The mood and the place were irresistible for communion. The sun was warm along the river front and my pipe was trailing a thin whiff of blue vapor out over the gently fluctuating water, which clucked and sagged along the slimy pilings. Behind us the crash and banging of heavy traffic died away into a dreamy undertone in the mild golden shimmer of the noon hour.
The old man was apparently lost in revery, looking out over the river toward Camden. He was plainly dressed in coat and trousers of some coarse weave. His shirt, partly unbuttoned under the great white sweep of his beard, was of gray flannel. His boots were those of a man much accustomed to walking. A weather-stained sombrero was on his head. Beneath it his thick white hair and whiskers wavered in the soft breeze. Just then a boy came out from the near-by ferry house carrying a big crate of daffodils, perhaps on their way from some Jersey farm to an uptown florist. We watched them shining and trembling across the street, where he loaded them onto a truck. The old gentleman's eyes, which were a keen gray blue, caught mine as we both turned from admiring the flowers.

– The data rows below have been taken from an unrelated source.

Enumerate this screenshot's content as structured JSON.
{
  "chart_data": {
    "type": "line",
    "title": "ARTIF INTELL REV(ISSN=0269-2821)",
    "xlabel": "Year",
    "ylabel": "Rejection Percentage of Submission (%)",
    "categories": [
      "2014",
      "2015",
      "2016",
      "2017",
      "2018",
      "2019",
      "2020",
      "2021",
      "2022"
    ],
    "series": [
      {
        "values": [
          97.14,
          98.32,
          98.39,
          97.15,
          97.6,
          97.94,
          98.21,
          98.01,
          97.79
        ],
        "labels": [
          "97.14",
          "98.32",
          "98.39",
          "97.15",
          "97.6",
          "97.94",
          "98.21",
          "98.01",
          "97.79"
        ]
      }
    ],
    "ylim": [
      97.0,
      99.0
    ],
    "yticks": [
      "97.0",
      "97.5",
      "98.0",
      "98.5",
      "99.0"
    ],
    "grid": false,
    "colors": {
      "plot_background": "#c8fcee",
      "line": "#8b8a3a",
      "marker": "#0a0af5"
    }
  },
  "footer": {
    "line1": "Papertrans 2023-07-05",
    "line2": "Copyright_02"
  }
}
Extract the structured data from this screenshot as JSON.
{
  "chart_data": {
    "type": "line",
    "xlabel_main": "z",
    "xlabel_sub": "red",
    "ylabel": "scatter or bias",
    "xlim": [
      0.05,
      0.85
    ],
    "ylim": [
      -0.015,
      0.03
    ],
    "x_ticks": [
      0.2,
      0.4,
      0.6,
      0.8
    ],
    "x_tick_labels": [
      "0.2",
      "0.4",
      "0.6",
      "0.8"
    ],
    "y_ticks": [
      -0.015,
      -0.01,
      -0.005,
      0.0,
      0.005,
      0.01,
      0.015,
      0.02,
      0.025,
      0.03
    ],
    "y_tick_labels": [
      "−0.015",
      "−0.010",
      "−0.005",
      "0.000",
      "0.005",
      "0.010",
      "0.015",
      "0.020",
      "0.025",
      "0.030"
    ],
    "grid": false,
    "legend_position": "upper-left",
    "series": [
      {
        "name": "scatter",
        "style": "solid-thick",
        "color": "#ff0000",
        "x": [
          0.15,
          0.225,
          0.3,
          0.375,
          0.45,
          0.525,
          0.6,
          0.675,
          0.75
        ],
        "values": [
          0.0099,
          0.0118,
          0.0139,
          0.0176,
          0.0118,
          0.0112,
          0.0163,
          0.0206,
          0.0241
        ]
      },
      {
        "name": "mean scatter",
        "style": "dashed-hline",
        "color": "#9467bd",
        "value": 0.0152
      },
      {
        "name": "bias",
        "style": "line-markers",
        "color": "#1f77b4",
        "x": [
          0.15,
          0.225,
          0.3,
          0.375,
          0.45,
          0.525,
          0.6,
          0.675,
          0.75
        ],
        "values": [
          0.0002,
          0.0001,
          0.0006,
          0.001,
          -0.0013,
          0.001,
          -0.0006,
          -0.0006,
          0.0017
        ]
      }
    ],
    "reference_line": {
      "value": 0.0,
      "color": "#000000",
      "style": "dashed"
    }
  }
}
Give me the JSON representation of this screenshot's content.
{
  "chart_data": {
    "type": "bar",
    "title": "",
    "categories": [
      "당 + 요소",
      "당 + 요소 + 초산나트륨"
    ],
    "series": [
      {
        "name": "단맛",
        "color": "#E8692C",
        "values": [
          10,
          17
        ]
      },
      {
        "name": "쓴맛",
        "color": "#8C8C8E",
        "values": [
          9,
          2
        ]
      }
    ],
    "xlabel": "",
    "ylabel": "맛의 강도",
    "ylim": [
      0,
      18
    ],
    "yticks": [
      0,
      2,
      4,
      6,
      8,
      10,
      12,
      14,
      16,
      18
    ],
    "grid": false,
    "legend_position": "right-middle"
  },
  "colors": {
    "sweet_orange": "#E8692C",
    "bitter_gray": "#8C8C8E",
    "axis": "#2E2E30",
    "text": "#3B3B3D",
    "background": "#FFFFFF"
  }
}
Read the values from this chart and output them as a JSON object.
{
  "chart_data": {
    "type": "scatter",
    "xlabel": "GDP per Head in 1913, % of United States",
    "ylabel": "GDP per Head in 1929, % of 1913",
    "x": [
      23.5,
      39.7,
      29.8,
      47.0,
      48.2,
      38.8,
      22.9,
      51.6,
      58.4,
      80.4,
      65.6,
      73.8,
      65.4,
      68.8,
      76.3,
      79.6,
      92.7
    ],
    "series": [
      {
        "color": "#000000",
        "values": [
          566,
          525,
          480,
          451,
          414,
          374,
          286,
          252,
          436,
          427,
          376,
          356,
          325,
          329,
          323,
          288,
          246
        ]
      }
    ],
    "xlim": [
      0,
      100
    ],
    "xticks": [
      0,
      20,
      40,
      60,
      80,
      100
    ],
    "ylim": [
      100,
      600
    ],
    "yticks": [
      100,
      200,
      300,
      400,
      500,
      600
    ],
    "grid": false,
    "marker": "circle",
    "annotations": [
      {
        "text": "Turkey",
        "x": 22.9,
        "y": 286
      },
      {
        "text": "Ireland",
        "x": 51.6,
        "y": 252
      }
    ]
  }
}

I don't know just why I said it, but they were the first words that popped into my head. "And then my heart with pleasure fills and dances with the daffodils," I quoted.
He looked at me a little quizzically.
"You imported those words on a ship," he said. "Why don't you use some of your own instead?"
I was considerably taken aback. "Why, I don't know," I hesitated. "They just came into my head."